Asteroid 2017 KY4 passed by the Earth at a distance of 948 300 km
(2.47 times the average distance between the Earth and the Moon, 0.63%
of
the average distance between the Earth and the Sun), slightly before 3.50 pm GMT
on Saturday 20 May 2017. There was no danger of the asteroid
hitting us, though had it done so it would have presented no threat.
2017 KY4 has an estimated equivalent diameter of 22-68 m (i.e. it is
estimated that a spherical object with the same volume would be 22-68 m
in diameter), and an object of this size would be expected to explode in
an airburst (an explosion caused by superheating from friction with the
Earth's atmosphere, which is greater than that caused by simply
falling, due to the orbital momentum of the asteroid) in the atmosphere
between 20 and 3 km above the ground, with only fragmentary material
reaching the Earth's surface.
The calculated orbit of 2017 KY4. Minor Planet Center.

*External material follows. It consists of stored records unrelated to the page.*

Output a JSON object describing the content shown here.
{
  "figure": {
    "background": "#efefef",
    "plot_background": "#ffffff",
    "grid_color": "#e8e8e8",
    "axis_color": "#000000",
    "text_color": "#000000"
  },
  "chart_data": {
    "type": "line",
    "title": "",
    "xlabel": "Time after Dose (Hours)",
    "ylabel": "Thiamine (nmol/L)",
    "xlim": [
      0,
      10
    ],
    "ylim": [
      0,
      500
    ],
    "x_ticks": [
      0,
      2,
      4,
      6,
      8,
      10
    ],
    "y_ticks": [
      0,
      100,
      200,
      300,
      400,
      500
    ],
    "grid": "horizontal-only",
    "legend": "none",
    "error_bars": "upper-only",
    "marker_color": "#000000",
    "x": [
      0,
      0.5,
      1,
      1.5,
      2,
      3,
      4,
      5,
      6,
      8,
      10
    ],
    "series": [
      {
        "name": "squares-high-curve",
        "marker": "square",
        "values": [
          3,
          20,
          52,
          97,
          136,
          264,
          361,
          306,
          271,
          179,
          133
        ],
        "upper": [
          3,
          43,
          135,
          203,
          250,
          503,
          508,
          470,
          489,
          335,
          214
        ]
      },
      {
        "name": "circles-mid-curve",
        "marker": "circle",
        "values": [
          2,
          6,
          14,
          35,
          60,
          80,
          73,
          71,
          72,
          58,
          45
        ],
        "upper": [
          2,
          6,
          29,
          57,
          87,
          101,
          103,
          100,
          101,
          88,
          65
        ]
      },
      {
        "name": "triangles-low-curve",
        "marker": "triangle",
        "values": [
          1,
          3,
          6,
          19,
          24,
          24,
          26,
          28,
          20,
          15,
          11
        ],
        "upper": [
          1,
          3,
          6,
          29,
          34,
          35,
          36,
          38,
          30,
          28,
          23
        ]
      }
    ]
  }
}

2017 KY4 was discovered on 22 May 2017 (two days after its closest approach to the Earth) by the
University of Arizona's Mt. Lemmon Survey at the Steward Observatory on Mount
Lemmon in the Catalina Mountains north of Tucson. The designation 2017 KY4
implies that the asteroid was the 124th object (object Y4) discovered in the second half of May 2017 (period 2017 K).

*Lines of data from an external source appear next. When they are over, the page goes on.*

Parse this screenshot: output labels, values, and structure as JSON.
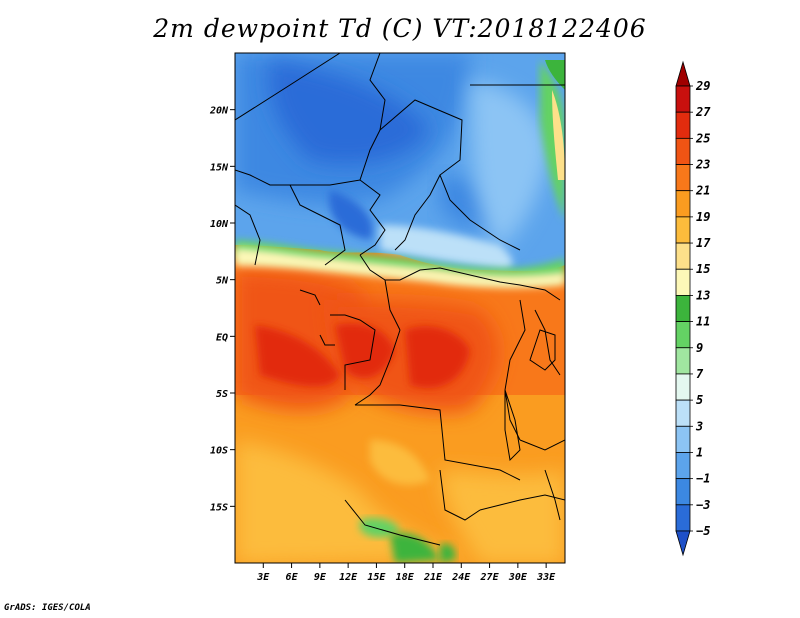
{
  "title": "2m dewpoint Td (C) VT:2018122406",
  "credit": "GrADS: IGES/COLA",
  "map": {
    "lat_range": [
      -20,
      25
    ],
    "lon_range": [
      0,
      35
    ],
    "lat_ticks": [
      {
        "value": 20,
        "label": "20N"
      },
      {
        "value": 15,
        "label": "15N"
      },
      {
        "value": 10,
        "label": "10N"
      },
      {
        "value": 5,
        "label": "5N"
      },
      {
        "value": 0,
        "label": "EQ"
      },
      {
        "value": -5,
        "label": "5S"
      },
      {
        "value": -10,
        "label": "10S"
      },
      {
        "value": -15,
        "label": "15S"
      }
    ],
    "lon_ticks": [
      {
        "value": 3,
        "label": "3E"
      },
      {
        "value": 6,
        "label": "6E"
      },
      {
        "value": 9,
        "label": "9E"
      },
      {
        "value": 12,
        "label": "12E"
      },
      {
        "value": 15,
        "label": "15E"
      },
      {
        "value": 18,
        "label": "18E"
      },
      {
        "value": 21,
        "label": "21E"
      },
      {
        "value": 24,
        "label": "24E"
      },
      {
        "value": 27,
        "label": "27E"
      },
      {
        "value": 30,
        "label": "30E"
      },
      {
        "value": 33,
        "label": "33E"
      }
    ]
  },
  "legend": {
    "labels": [
      "29",
      "27",
      "25",
      "23",
      "21",
      "19",
      "17",
      "15",
      "13",
      "11",
      "9",
      "7",
      "5",
      "3",
      "1",
      "−1",
      "−3",
      "−5"
    ],
    "colors_top_to_bottom": [
      "#a00000",
      "#c8100e",
      "#e22c0e",
      "#f05414",
      "#f8781a",
      "#fa9c20",
      "#fcbc3c",
      "#fde08a",
      "#fdf8b8",
      "#3cb43c",
      "#64d264",
      "#a0e6a0",
      "#e4f8f0",
      "#bce0f8",
      "#8cc4f4",
      "#5ca4ec",
      "#3c88e2",
      "#2a6cd8",
      "#1e50c8"
    ]
  }
}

2017 KY4 has an 406 day orbital period and an eccentric orbit
tilted at an angle of 17.5° to the plane of the Solar System, which
takes it from 1.002 AU from the Sun (i.e. 100.2% of he average distance at
which the Earth orbits the Sun) to 1.15 AU from the Sun (i.e. 115% of the
average distance at which the Earth orbits the Sun). It is therefore
classed as an Amor Group Asteroid (an asteroid which comes close to the
Earth, but which is always outside the Earth's orbit). This means that
close encounters between the asteroid and Earth are fairly common, with
the most recent having occurred in November 2007 next predicted in November this year.